Ospreys are also likely to nest in proximity to other Ospreys. In the early twentieth century, Forbush knew of a colony on Narranganset Bay with about seventy-five active nests. In protected coastal areas today where nesting platforms have been erected, it is common to see multiple Osprey nests. Ospreys seem to be able to get along with their neighbors, a characteristic that is not very common in the natural world - nor, for that matter, in the civilized world. Given this characteristic, it is not so surprising that the Ospreys will migrate together, sometimes at five minute intervals.
Of course, many hawks are seen with their kind during migration. Sharp-shinned Hawks often travel together, but as any hawk watcher will tell you, they don’t travel together in peace. Sharpies are constantly in dog-fights with one another, or any other hawk or eagle that may presume to share air space with them. Broad-winged Hawks migrate by the dozens, and sometimes hundreds, and further south by the thousands and tens of thousands. They congregate where the thermals are rising; they watch for distant kettles of broadies to locate the next thermal on the route. But once in the tropics, they disperse widely and singly to spend the winter.

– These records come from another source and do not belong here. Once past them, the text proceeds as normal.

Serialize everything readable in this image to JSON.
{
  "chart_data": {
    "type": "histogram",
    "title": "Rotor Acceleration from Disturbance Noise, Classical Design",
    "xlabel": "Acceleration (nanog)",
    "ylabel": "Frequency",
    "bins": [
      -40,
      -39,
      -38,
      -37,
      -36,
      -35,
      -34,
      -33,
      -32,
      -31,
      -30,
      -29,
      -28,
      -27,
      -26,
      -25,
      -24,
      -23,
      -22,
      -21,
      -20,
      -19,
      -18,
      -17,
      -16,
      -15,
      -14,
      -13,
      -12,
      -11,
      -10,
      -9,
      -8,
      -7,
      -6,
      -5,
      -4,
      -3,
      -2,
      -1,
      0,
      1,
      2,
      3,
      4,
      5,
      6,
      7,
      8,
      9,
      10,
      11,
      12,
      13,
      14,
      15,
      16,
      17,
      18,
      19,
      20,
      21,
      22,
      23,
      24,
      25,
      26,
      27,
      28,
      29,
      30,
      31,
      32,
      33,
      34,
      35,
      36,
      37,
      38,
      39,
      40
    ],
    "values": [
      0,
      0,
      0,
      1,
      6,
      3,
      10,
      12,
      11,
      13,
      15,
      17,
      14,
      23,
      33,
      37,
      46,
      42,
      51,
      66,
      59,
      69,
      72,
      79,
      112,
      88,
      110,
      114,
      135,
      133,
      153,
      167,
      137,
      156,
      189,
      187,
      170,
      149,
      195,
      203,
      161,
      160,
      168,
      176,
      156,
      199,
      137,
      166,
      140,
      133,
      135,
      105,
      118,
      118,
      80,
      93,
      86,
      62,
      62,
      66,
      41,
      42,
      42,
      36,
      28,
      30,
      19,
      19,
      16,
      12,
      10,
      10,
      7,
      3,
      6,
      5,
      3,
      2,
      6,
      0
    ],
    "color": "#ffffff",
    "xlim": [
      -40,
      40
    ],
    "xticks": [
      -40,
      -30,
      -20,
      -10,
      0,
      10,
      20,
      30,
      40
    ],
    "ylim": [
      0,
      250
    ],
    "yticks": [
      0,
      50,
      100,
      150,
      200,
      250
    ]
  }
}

Ospreys don’t seem to need their kind to get along, but they seem to get along with their own kind. I can think of worst ways to live one’s life. I’ll probably have more on the Osprey in the future, but for the moment, the rain has stopped, the sky is clearing, and I’d rather go look at hawks than write about them. And that dark spot in the sky that looks like the “Arches” with the gold turned off - that’s an Osprey. Good birding.